Mothers the world over start vanishing without a trace.
Creative writing professor Ada Berger, 39, lives in Ann Arbor, Michigan, with her husband, history professor Danny, and the couple’s 6-year-old son, Gilles. Canadian-born Ada has never felt at home in the U.S., where “the general order is pure chaos,” and ever since she had Gilles, she's been unable to envision the future, which makes it hard “to be here, on the earth, in any form.” Not only is Ada surrounded by stories about social and ecological collapse—on NPR, in conversations with her friends—but two local mothers have recently disappeared from their houses in broad daylight, with no sign of foul play. Though Ada can’t put the missing women out of her head, Danny doesn’t take much notice—until he and Gilles wake up one morning to find Ada gone.
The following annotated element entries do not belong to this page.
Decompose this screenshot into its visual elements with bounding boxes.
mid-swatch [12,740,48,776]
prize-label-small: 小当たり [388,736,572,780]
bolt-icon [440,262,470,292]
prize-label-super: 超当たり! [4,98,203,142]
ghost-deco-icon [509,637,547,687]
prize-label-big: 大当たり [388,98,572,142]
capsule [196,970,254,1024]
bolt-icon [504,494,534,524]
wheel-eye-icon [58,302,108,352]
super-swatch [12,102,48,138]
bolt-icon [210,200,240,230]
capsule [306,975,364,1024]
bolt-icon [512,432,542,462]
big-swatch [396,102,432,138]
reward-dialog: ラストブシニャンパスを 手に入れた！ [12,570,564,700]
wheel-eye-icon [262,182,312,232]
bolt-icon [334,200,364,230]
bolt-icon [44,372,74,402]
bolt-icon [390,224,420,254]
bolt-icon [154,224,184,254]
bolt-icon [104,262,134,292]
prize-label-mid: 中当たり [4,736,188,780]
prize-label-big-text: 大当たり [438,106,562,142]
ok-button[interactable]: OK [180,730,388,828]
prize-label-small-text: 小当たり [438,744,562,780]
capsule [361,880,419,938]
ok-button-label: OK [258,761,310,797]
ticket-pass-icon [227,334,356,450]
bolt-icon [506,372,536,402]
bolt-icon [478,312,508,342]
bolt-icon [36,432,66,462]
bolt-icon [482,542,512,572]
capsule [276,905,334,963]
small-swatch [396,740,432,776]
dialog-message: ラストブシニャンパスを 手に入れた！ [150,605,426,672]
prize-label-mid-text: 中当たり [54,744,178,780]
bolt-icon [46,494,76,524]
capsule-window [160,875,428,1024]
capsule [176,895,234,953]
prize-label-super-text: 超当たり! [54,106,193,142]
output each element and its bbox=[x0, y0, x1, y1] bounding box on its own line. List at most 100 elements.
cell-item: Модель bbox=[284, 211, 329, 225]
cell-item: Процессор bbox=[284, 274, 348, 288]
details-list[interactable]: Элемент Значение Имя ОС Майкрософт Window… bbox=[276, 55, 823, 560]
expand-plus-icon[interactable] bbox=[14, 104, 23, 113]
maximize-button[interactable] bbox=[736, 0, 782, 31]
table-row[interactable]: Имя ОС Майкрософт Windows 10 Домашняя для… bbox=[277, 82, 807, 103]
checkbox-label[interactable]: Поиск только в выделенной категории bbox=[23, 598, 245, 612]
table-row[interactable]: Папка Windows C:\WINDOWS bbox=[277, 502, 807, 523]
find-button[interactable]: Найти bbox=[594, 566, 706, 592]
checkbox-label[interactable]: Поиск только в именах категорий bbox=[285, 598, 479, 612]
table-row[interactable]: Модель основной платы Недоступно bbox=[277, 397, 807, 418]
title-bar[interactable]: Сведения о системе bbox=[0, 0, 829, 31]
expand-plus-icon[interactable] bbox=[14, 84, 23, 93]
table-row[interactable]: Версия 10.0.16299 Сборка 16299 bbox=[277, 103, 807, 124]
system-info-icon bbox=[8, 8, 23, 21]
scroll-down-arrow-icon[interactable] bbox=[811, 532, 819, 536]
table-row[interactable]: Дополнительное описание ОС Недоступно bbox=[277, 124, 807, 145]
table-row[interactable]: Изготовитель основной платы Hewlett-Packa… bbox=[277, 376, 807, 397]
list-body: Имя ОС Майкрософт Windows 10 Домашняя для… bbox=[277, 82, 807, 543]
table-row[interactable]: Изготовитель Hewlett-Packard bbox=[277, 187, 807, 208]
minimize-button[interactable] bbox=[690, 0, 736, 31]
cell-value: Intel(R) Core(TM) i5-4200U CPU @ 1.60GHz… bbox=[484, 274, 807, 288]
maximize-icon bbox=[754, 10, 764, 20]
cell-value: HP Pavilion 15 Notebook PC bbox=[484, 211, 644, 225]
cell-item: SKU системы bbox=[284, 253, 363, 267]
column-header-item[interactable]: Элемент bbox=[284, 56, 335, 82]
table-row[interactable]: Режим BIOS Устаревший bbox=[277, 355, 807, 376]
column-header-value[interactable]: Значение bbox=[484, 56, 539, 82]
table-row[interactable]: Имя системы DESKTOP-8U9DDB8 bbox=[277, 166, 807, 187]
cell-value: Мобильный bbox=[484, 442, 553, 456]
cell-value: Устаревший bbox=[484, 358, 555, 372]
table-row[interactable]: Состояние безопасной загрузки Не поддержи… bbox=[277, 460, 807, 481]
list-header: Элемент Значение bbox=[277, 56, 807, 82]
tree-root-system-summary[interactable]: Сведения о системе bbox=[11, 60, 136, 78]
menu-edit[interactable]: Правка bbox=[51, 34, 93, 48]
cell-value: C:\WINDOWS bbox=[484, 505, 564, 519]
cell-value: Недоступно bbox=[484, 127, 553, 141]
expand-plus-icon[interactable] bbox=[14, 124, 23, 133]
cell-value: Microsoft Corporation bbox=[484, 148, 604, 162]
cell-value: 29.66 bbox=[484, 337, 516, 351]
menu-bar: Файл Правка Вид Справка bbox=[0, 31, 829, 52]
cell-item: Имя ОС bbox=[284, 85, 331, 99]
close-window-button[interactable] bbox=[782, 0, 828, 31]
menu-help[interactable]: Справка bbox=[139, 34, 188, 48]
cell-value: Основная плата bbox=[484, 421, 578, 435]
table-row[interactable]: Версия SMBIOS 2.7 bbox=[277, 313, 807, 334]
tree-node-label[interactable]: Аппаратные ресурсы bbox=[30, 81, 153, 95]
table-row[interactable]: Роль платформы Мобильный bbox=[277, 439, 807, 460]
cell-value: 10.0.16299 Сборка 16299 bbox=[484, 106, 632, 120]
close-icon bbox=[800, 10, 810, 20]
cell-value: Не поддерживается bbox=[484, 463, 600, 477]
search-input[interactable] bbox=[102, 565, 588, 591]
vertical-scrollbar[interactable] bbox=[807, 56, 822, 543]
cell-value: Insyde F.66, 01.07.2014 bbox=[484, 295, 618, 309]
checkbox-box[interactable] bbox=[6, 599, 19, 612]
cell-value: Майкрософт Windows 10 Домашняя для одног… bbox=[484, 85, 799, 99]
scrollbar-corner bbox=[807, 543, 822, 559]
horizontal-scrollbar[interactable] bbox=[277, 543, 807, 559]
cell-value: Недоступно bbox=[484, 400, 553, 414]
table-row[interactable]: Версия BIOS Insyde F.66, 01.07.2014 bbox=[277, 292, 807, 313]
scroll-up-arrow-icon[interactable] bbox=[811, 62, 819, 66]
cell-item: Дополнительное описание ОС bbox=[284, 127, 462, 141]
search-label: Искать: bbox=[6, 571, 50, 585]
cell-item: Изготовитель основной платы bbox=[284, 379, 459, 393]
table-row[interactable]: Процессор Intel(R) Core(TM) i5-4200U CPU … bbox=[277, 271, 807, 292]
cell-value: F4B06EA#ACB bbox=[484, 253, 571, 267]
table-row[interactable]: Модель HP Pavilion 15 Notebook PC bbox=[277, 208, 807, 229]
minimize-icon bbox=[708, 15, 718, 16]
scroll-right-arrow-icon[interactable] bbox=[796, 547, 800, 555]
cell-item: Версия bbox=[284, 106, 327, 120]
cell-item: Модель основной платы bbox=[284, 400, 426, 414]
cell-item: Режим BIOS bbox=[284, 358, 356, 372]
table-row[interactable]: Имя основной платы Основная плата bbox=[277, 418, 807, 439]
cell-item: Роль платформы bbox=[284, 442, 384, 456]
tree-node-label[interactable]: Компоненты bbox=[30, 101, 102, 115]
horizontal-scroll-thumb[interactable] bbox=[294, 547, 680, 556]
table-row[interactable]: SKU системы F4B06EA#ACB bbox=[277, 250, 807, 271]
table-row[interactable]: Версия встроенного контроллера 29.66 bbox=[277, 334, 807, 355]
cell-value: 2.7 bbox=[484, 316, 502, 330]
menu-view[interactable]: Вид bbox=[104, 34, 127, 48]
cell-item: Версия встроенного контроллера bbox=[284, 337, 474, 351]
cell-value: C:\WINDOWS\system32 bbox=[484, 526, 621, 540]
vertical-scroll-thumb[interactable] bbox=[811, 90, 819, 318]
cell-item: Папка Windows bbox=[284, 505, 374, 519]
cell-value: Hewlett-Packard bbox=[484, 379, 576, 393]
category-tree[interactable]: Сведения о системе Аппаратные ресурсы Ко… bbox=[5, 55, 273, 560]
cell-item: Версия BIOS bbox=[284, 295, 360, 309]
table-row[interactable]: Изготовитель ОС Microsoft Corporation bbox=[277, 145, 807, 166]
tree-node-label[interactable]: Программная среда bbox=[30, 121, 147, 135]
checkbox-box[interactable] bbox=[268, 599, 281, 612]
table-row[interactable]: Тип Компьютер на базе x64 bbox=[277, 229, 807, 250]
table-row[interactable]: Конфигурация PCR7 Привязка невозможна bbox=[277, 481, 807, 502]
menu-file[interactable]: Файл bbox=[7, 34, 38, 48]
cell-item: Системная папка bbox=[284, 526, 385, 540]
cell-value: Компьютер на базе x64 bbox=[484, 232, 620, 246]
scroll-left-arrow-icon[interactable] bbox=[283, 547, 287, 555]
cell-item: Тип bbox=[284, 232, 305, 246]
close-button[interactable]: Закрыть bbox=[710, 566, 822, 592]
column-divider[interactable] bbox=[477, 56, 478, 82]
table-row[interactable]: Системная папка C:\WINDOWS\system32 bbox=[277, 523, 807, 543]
The doors are all locked, and Ada’s phone, keys, and wallet are still in the kitchen. Danny calls the police, who arrive with a federal agent in tow; it seems the mysterious disappearances aren’t confined to the Rust Belt—or even the United States. Using a candid close-third-person narration that shifts between Ada and Danny, debut author Lynch offers a nuanced contemplation of marriage, motherhood, and the anxieties of modern life. While efforts to explain the missing-mother phenomenon feel convoluted and undercut the tale’s otherworldly appeal, Lynch writes evocatively and insightfully about the divine feminine, nature’s gravitational pull, and her characters’ struggles with alienation and fear.
At once visceral and ephemeral but lacking in catharsis.